To message a friend, you have to know which app they’re using. Someone might not respond to texts or Signal, but might be addicted to WhatsApp. The DMA, which is closer to becoming law after European authorities signed off on it last week, will require large messaging platforms like iMessage and WhatsApp to open up to smaller networks (if the platform requests it). That means your iMessage text could be received by someone who only uses Signal, for instance.
“The largest messaging services (such as [WhatsApp], Facebook Messenger or iMessage) will have to open up and interoperate with smaller messaging platforms, if they so request,” EU lawmakers agreed. “Users of small or big platforms would then be able to exchange messages, send files or make video calls across messaging apps, thus giving them more choice.”
Sounds great, right? Interoperability supporters are celebrating the new rules, but those advocates and security experts alike also have questions: How would this work, exactly? Where will user data be stored? What does this mean for end-to-end encryption?
Researcher Carla Griggio has studied interoperability at Aarhus University’s Department of Computer Science and said the DMA is essentially about letting users have the freedom to decide where they want to communicate without being cut off from the people who choose to use a different messaging platform.
“Having this law ask at least the biggest platforms to open up would allow you, for example, to choose to stop using WhatsApp if you wanted without being cut off from communication with the people that still choose to use WhatsApp,” she said.
But Griggio said it’s still unclear whether people will be able to control who reaches them where. “How are we still going to have control over where we communicate with whom?” she said.
There’s also a social component to making messaging platforms work seamlessly together, she said. iMessage, for instance, allows users to send stickers or animations, but it’s unclear whether those functionalities can be carried over when communicating with people on different apps. “If anything in the content of the conversation is not part of that contract between apps, for example stickers or voice messages, I don’t think that interoperability is going to work,” she said. “And it’s going to bring frustrations, miscommunication.”
The other big question is how end-to-end-encryption will work across all apps. Security experts are concerned it will need to be weakened or dropped for the sake of interoperability. Neil Brown, managing director of the internet-focused law firm decoded.legal, said requiring users to accept weaker security in order for platforms to remain interoperable “would seem counterintuitive.”
Brown said he could see platforms offering end-to-end encryption giving their users a heads-up if they’re working with platforms that do not offer the same.

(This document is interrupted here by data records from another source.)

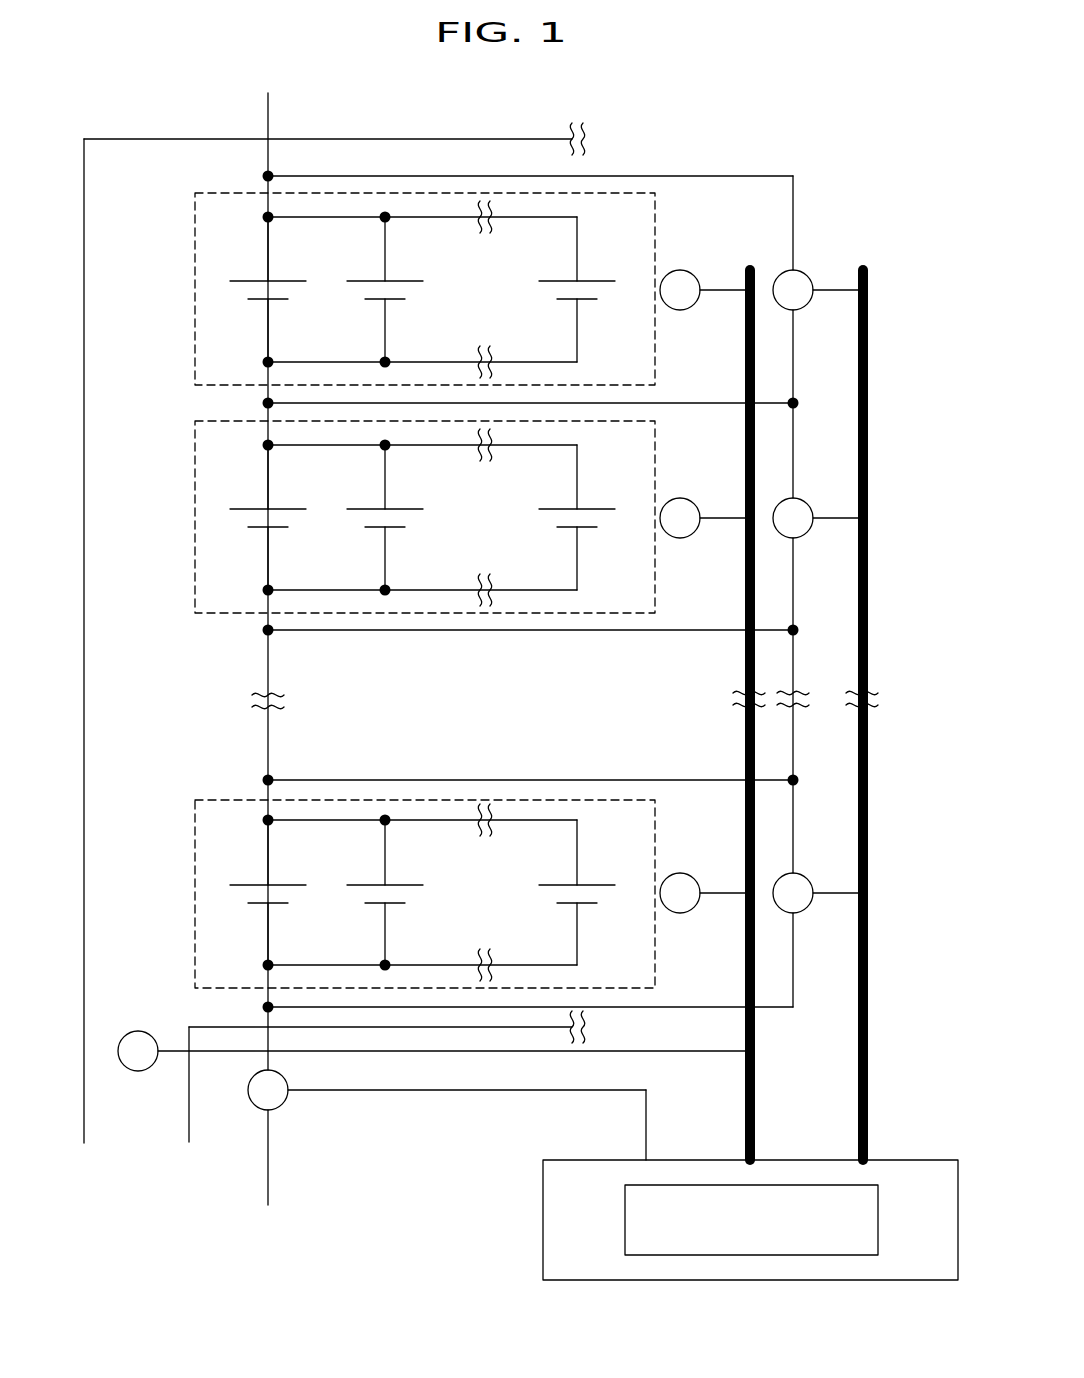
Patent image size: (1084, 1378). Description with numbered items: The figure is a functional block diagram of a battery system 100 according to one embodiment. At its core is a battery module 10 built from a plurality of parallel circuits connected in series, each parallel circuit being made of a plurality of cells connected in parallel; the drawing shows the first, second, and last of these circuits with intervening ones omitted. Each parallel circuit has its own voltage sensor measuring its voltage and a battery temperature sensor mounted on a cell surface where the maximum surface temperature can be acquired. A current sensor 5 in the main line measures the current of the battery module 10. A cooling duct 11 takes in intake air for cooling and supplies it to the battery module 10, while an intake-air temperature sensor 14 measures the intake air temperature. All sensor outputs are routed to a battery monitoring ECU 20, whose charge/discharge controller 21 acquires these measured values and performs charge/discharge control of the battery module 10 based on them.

The battery system 100 is at (122, 103).
The battery module 10 is at (136, 305).
The cooling duct 11 is at (84, 1143).
The intake-air temperature sensor 14 is at (138, 1071).
The current sensor 5 is at (253, 1101).
The battery monitoring ECU 20 is at (543, 1220).
The charge/discharge controller 21 is at (878, 1233).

“I would not be surprised that, if platforms offering end-to-end encryption were able to interoperate with platforms which do not, they would warn their users about the implications of those originating communications from a non-end-to-end encrypted platform,” he said.
There could be one way to allow for interoperability while circumventing these concerns about end-to-end encryption and data privacy, said Conrad Kramer, who has worked on Apple’s Shortcuts feature and co-founded Workflow. Kramer said companies like Apple, Meta and others could open their messaging service APIs to one central app. From there, users would be able to choose whether they want to send a message from iMessage or Signal or Messenger without opening those apps.

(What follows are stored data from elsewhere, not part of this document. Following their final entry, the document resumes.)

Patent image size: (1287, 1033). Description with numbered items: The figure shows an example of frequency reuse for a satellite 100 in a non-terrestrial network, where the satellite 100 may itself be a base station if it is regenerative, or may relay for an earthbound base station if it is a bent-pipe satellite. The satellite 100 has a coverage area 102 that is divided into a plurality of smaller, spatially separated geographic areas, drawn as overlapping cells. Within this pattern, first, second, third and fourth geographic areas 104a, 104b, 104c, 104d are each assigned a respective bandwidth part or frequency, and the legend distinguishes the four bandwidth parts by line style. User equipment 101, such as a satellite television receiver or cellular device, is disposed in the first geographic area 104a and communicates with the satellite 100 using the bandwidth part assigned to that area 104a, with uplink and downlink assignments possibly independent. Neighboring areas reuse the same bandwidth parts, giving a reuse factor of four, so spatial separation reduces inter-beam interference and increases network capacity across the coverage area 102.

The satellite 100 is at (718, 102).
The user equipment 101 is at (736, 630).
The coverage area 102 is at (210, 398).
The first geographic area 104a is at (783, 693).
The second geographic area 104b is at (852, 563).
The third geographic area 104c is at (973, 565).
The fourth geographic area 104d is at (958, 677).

The rules may also have the effect of allowing Android users to finally have access to iMessage (though no word on whether the green and blue bubble divide will come to a close).
“[If] I am a smaller messaging app, and I would like to interoperate with WhatsApp and iMessage, those companies would be legally required to provide an API for my app to reach into and talk to the iMessage and WhatsApp networks,” he said.
In the case that abuse occurs through a messaging platform or the government needed messaging data for whatever reason, the network where the message traveled to would be responsible: “If you are using iMessage, and you message over the WhatsApp network to someone else on WhatsApp, the answer is Facebook because Facebook operates the network that the message traversed,” Kramer said.
Kramer said the main concern with encryption is that if the rules required the servers of Apple or Facebook to talk (or interoperate), then an iMessage going to WhatsApp would potentially need to be decrypted from iMessage and then re-encrypted for WhatsApp: “at which point that is breaking the encryption.” But it would be less of an issue if the message traveled through one network.
“In any model where the message traverses a single network, and it goes from one phone to another phone, the encryption would still preserved and not broken,” he said.
Regardless, platforms are going to need to cross engineering hurdles to make interoperability work. Apple is already worried the rules will create security vulnerabilities, while Google thinks they’ll hinder innovation.
“Requiring coordination between large tech companies is something that is very hard to do,” Kramer said. “They do not like each other, they do not work well together.”
But platforms will need to learn to play nice, because the rules will start to take effect later this year. From then on, platforms have staggered deadlines to meet different levels of interoperability.